To determine the detection limit, RNA extracted from SARS-CoV-2 culture supernatant were tested by COVID-19-LAMP and quantified by N1 Probe of 2019-nCoV CDC qPCR probe assay (IDT, Coralville, IA, USA) with Superscript III Platinum One-Step qRT-PCR kit (Thermo Fisher Scientific, Waltham, USA) in a LightCycler 480 real-time PCR system (Roche, Risch-Rotkreuz, Switzerland). The copy number for limit of detection determination was calculated by using 2019-nCoV_N_Positive Control (IDT, Coralville, USA). Each 20 μL reaction mixture contained 10 μL of 2 × Superscript III Platinum Master Mix, 1.5 μL of SARS-CoV-2 CDC qPCR N1 Probe, 1 μL of SuperScript III RT/Platinum Taq Mix and 5 μL RNA templates. The one-step qRT-PCR condition used was as follows: (1) reverse transcription for 15 min at 50 °C, (2) pre-denaturation for 2 min at 95 °C, and (3) 45 cycles of denaturation for 3 s at 95 °C, and annealing and elongation for 30 s at 55 °C.

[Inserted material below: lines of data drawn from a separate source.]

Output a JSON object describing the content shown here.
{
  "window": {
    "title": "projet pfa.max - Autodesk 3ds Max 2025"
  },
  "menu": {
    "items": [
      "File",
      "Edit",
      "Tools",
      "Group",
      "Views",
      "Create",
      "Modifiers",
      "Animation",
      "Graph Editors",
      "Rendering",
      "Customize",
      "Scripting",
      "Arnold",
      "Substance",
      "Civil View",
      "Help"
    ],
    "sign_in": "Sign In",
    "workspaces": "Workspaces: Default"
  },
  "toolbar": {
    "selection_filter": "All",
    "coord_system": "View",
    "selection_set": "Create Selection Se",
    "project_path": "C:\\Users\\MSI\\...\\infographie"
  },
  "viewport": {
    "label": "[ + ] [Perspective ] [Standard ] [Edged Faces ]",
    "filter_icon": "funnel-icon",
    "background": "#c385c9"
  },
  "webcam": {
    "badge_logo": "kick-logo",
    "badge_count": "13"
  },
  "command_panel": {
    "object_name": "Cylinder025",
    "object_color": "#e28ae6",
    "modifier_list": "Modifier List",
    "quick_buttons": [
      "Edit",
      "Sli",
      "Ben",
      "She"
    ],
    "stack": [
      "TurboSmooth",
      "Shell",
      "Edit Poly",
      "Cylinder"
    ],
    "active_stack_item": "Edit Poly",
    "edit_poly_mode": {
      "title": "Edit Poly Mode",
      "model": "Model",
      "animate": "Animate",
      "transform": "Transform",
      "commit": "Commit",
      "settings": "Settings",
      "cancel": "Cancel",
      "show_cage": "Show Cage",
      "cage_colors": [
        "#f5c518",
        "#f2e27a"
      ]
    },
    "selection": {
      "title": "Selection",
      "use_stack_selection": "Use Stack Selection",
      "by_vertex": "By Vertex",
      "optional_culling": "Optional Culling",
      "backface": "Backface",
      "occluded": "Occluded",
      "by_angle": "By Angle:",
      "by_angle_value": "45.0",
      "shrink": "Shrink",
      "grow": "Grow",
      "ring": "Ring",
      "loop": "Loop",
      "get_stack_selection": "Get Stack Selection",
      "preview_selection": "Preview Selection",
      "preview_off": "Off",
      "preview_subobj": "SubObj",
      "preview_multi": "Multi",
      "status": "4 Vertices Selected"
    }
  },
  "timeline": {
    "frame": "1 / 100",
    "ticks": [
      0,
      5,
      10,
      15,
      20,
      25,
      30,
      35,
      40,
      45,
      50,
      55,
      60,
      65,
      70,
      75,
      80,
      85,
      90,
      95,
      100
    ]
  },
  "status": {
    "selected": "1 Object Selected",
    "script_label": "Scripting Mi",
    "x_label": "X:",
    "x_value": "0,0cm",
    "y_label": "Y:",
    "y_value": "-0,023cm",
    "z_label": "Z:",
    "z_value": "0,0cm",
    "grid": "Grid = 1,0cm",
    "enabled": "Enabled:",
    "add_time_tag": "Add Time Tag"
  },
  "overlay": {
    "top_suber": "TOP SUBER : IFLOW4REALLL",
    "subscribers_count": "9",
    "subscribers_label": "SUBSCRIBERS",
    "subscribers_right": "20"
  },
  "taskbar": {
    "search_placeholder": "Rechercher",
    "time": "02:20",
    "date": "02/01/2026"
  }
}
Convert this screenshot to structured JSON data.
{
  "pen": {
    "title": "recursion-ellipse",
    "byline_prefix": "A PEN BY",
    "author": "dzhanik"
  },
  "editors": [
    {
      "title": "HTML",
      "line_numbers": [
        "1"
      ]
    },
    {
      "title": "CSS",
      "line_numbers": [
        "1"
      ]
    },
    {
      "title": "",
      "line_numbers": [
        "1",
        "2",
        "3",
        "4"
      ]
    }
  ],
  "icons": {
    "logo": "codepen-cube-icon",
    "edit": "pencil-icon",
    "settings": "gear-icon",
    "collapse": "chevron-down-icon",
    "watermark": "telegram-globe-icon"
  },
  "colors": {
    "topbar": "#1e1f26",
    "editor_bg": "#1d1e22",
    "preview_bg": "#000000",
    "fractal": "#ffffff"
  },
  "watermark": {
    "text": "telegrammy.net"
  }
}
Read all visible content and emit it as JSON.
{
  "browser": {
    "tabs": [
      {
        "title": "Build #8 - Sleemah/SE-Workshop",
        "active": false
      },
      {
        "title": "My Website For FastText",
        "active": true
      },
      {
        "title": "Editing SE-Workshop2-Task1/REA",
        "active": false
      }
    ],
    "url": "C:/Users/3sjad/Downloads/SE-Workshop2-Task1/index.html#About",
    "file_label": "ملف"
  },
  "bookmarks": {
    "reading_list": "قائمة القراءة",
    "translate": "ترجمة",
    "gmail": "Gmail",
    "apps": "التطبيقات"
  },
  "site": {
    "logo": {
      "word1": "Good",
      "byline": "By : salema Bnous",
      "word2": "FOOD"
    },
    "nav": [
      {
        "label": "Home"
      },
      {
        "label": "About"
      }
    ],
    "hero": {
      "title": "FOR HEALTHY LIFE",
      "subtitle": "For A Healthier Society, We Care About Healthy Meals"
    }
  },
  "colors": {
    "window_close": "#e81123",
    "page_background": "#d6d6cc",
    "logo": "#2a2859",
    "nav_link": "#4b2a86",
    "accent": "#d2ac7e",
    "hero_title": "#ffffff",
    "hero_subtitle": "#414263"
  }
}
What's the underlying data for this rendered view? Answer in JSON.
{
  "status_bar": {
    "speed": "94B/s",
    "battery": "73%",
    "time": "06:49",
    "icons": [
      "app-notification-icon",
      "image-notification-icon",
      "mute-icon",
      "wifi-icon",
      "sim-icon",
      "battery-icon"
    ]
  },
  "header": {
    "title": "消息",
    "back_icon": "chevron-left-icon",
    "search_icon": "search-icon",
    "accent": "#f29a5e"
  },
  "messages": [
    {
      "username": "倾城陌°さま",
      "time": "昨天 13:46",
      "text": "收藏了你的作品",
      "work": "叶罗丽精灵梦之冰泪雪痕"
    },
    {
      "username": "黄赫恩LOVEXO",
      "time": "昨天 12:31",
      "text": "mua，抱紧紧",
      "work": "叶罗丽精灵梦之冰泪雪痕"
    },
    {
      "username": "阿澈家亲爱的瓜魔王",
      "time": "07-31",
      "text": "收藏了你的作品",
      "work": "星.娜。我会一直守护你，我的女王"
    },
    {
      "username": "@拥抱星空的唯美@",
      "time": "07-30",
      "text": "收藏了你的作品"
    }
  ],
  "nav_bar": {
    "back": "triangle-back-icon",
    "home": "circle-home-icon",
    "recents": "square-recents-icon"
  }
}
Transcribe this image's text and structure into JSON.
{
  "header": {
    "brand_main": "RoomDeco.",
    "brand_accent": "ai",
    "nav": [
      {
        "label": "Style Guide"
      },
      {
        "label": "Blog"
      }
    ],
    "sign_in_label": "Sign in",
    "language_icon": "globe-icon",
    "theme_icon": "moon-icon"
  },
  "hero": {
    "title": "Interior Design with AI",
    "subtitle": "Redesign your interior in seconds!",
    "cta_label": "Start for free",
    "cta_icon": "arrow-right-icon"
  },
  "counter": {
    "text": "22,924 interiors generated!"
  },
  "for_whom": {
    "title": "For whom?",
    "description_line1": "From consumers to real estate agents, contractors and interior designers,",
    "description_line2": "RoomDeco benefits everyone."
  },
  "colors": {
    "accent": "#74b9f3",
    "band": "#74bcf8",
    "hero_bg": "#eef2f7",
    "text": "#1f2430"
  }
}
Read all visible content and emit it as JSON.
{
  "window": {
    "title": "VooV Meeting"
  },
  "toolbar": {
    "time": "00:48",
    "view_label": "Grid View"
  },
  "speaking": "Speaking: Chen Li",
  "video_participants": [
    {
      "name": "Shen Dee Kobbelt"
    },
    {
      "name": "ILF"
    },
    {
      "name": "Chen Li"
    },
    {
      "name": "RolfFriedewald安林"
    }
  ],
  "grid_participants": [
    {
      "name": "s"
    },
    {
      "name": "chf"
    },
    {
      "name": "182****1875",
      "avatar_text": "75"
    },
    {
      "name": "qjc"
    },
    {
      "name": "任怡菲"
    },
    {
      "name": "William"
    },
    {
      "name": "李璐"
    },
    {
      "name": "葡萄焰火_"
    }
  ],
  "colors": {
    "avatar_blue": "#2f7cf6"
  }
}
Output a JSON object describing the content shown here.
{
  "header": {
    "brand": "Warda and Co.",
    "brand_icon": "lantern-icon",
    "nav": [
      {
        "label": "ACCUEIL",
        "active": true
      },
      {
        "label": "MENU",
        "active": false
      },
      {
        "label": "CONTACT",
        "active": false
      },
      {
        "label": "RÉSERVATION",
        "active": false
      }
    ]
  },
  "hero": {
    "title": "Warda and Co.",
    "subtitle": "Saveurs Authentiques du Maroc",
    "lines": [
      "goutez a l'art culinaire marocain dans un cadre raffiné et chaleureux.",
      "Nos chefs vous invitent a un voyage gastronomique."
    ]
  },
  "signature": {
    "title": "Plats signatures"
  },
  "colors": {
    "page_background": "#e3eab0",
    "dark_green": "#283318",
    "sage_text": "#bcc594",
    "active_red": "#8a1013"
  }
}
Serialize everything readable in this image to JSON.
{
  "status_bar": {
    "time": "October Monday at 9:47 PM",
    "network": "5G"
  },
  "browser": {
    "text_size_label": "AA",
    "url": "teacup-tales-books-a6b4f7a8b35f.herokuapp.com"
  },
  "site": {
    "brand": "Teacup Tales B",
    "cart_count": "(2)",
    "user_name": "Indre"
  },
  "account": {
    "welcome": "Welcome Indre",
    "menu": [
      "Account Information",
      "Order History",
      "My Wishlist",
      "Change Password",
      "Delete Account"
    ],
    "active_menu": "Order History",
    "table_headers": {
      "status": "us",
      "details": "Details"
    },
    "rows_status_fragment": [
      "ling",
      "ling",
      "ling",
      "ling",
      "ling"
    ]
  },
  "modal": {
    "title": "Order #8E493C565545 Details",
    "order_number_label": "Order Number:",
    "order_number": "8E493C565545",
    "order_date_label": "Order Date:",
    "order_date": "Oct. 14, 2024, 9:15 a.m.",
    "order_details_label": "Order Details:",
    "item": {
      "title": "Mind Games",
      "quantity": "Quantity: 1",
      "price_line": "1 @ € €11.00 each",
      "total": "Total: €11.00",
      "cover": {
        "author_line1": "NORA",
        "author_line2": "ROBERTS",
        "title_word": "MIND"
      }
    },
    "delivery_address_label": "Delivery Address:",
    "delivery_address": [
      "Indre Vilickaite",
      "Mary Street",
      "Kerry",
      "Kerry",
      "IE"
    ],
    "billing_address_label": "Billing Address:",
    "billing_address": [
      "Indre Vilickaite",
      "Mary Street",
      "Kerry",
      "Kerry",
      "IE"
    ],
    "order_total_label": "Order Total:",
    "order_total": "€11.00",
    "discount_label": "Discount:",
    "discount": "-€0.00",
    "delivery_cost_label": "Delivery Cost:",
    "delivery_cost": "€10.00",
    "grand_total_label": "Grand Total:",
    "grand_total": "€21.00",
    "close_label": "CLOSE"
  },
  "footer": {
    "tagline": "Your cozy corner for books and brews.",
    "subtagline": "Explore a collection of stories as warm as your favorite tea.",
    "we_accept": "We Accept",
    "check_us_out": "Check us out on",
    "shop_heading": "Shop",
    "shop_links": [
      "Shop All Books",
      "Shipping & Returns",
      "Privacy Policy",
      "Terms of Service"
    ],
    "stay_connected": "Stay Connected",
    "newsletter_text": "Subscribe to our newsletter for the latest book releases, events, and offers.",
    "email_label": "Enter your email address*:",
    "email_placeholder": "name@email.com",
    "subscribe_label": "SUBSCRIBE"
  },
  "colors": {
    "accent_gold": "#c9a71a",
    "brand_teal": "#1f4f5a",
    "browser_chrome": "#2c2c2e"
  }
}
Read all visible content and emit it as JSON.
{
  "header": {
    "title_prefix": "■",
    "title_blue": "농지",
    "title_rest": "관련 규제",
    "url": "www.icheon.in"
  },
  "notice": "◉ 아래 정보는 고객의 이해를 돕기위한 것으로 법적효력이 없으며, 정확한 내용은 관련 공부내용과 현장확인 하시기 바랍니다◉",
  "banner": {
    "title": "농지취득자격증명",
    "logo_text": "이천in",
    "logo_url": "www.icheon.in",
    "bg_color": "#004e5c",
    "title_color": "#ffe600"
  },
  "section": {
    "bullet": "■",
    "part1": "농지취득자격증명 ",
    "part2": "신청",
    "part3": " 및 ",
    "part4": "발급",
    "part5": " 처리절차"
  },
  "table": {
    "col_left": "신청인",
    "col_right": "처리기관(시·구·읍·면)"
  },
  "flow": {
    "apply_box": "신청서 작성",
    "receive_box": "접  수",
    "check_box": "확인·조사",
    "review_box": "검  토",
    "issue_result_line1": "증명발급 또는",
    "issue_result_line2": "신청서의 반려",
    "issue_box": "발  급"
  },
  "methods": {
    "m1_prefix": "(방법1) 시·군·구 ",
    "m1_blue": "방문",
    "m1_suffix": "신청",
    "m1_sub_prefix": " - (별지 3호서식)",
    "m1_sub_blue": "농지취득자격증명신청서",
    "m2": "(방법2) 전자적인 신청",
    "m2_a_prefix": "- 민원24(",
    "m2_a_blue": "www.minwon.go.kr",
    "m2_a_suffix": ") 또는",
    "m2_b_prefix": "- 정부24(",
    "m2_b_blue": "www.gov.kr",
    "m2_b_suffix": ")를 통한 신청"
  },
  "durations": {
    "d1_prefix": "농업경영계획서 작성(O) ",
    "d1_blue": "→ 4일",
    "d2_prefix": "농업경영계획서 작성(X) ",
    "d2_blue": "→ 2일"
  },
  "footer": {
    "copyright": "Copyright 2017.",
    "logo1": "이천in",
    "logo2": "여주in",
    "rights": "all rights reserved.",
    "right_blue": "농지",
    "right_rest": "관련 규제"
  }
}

4.5. Evaluation of COVID-19-LAMP Assay Using Clinical Samples

A total of 223 respiratory samples positive for SARS-CoV-2 by qRT-PCR, including 96 nasopharyngeal swab, 67 sputum/deep throat saliva, and 60 throat swab samples from 40 COVID-19 patients hospitalized in our locality, including four asymptomatic patients; and 143 nasopharyngeal samples positive for other respiratory viruses including human enteroviruses (A71, D68 and coxsackievirus A6), adenovirus, parainfluenza viruses (1, 2, and 3), influenza viruses (A and B), respiratory syncytial virus, human metapneumovirus, human rhinoviruses (A, B, and C), human coronaviruses (OC43, 229E, HKU1, and NL63), were subject to COVID-19-LAMP assay (Figure 3). The results were interpreted with the naked eye, by two independent persons who were unaware of SARS-CoV-2 qRT-PCR results. There were no discrepancies between the two readers. The diagnostic sensitives and specificities were calculated using the web-based tool “Diagnostic Statistics” (https://www2.ccrb.cuhk.edu.hk/stat/ConfidenceInterval.htm). Box and whisker plots were generated and Spearman’s correlation was performed to study the correlation between time to positivity by COVID-19-LAMP and qRT-PCR Ct values by using GraphPad Prism version 8.14 (GraphPad Software, San Diego, CA, USA).

Figure 3

COVID-19-LAMP evaluation profile. SARS-CoV-2 qRT-PCR positive and negative respiratory samples are used for evaluation of COVID-19-LAMP.